Gartenschau für Überlingen wie Olympiade für München

Landesgartenschau 2020 ein Kick Off für Überlingen

Überlingen (wak) Die Landesgartenschau 2020 ist ein Kick Off für Überlingen. „Sie ist wie die Olympischen Spiel für München.“ Das sagte Hilmar Woernle, Chef des Stadtmarketings Konstanz. Auch  Daniela Pahl-Humbert, Geschäftsführerin des Internationalen Bodensee-Tourismus (IBT) sieht es so. Reisen zu Gärten und Parks liegen ihrer Meinung nach im Trend. Dafür dass viele Überlinger und sogar Kommunalpolitiker zögerlich reagieren, hat Woernle kein Verständnis. Als es in Konstanz darum ging, „Stadt der Wissenschaft“ zu werden, argumentierte Woernle: „Nur weil wir kein Geld haben, können wir doch auf die Zukunft nicht verzichten.“

Landesgartenschau ein Marketing Tool

Woernle, der freimütig erklärt, kein Fachmann für Gärten zu sein, ist aber immerhin einer fürs Stadtmarketing.
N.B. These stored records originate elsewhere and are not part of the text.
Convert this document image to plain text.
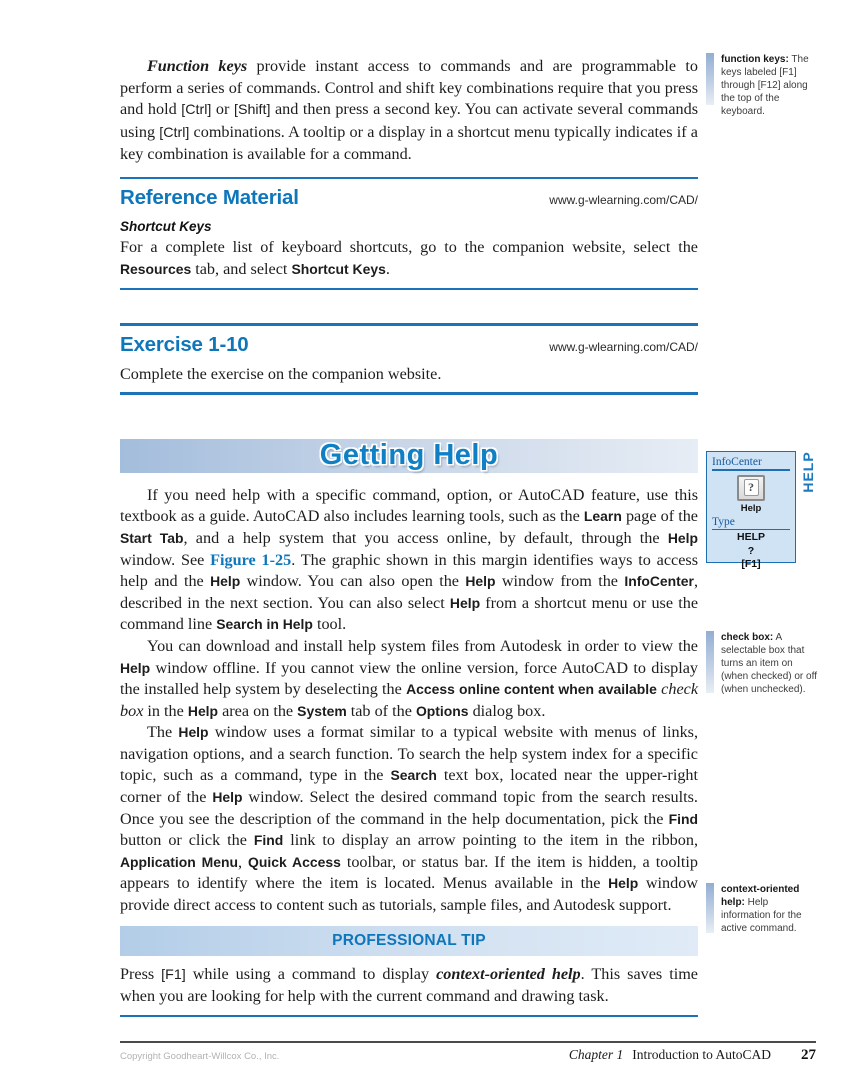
Function keys provide instant access to commands and are programmable to perform a series of commands. Control and shift key combinations require that you press and hold [Ctrl] or [Shift] and then press a second key. You can activate several commands using [Ctrl] combinations. A tooltip or a display in a shortcut menu typically indicates if a key combination is available for a command.

Reference Material	www.g-wlearning.com/CAD/
Shortcut Keys

For a complete list of keyboard shortcuts, go to the companion website, select the Resources tab, and select Shortcut Keys.

Exercise 1-10	www.g-wlearning.com/CAD/

Complete the exercise on the companion website.

Getting Help

If you need help with a specific command, option, or AutoCAD feature, use this textbook as a guide. AutoCAD also includes learning tools, such as the Learn page of the Start Tab, and a help system that you access online, by default, through the Help window. See Figure 1-25. The graphic shown in this margin identifies ways to access help and the Help window. You can also open the Help window from the InfoCenter, described in the next section. You can also select Help from a shortcut menu or use the command line Search in Help tool.

You can download and install help system files from Autodesk in order to view the Help window offline. If you cannot view the online version, force AutoCAD to display the installed help system by deselecting the Access online content when available check box in the Help area on the System tab of the Options dialog box.

The Help window uses a format similar to a typical website with menus of links, navigation options, and a search function. To search the help system index for a specific topic, such as a command, type in the Search text box, located near the upper-right corner of the Help window. Select the desired command topic from the search results. Once you see the description of the command in the help documentation, pick the Find button or click the Find link to display an arrow pointing to the item in the ribbon, Application Menu, Quick Access toolbar, or status bar. If the item is hidden, a tooltip appears to identify where the item is located. Menus available in the Help window provide direct access to content such as tutorials, sample files, and Autodesk support.

PROFESSIONAL TIP

Press [F1] while using a command to display context-oriented help. This saves time when you are looking for help with the current command and drawing task.

function keys: The keys labeled [F1] through [F12] along the top of the keyboard.
InfoCenter
?
Help
Type
HELP
?
[F1]
HELP
check box: A selectable box that turns an item on (when checked) or off (when unchecked).
context-oriented help: Help information for the active command.
Copyright Goodheart-Willcox Co., Inc.	Chapter 1 Introduction to AutoCAD 27
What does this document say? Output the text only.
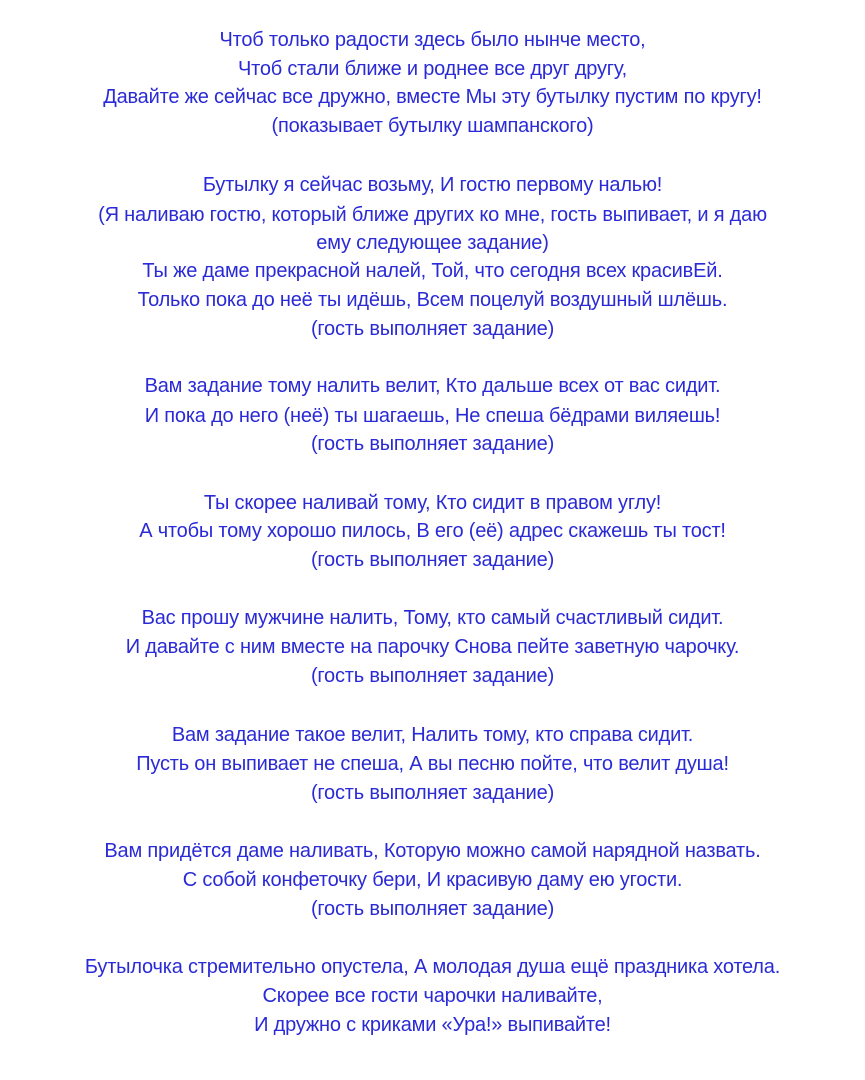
Чтоб только радости здесь было нынче место,
Чтоб стали ближе и роднее все друг другу,
Давайте же сейчас все дружно, вместе Мы эту бутылку пустим по кругу!
(показывает бутылку шампанского)
Бутылку я сейчас возьму, И гостю первому налью!
(Я наливаю гостю, который ближе других ко мне, гость выпивает, и я даю
ему следующее задание)
Ты же даме прекрасной налей, Той, что сегодня всех красивЕй.
Только пока до неё ты идёшь, Всем поцелуй воздушный шлёшь.
(гость выполняет задание)
Вам задание тому налить велит, Кто дальше всех от вас сидит.
И пока до него (неё) ты шагаешь, Не спеша бёдрами виляешь!
(гость выполняет задание)
Ты скорее наливай тому, Кто сидит в правом углу!
А чтобы тому хорошо пилось, В его (её) адрес скажешь ты тост!
(гость выполняет задание)
Вас прошу мужчине налить, Тому, кто самый счастливый сидит.
И давайте с ним вместе на парочку Снова пейте заветную чарочку.
(гость выполняет задание)
Вам задание такое велит, Налить тому, кто справа сидит.
Пусть он выпивает не спеша, А вы песню пойте, что велит душа!
(гость выполняет задание)
Вам придётся даме наливать, Которую можно самой нарядной назвать.
С собой конфеточку бери, И красивую даму ею угости.
(гость выполняет задание)
Бутылочка стремительно опустела, А молодая душа ещё праздника хотела.
Скорее все гости чарочки наливайте,
И дружно с криками «Ура!» выпивайте!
Er ist in Konstanz zuständig für eine Aufgabe, die in Überlingen vielleicht die Kur und Touristik GmbH oder der Wirtschaftsverbund Überlingen (WVÜ) nebenher erledigen. Woernle sieht die Chance, mit der Landesgartenschau ein „strategisches Ziel“ zu erreichen. Er denkt vor allem an die Stadtentwicklung und die Chance der Konversion von Brachen. Überlingen könne sich „neu auf die Landkarte“ bringen und neue Zielgruppen ansprechen. Aber auch Woernle sieht es so: Die Bürger müssten hinter der Landesgartenschau stehen. Wenn das erfüllt ist, sei die Landesgartenschau ein „Marketing Tool“. Zum Thema Umwegrentabilität wollte er sich nicht äußern. Berechnungen für die Internationale Gartenbau Ausstellung IGA 2017, die von der Regio Bodensee aber abgesagt worden ist, habe es gegeben. Ein möglicher Ansprechpartner der Oberbürgermeisterin wäre der Konstanzer und St. Galler Wissenschaftler Roland Scherer.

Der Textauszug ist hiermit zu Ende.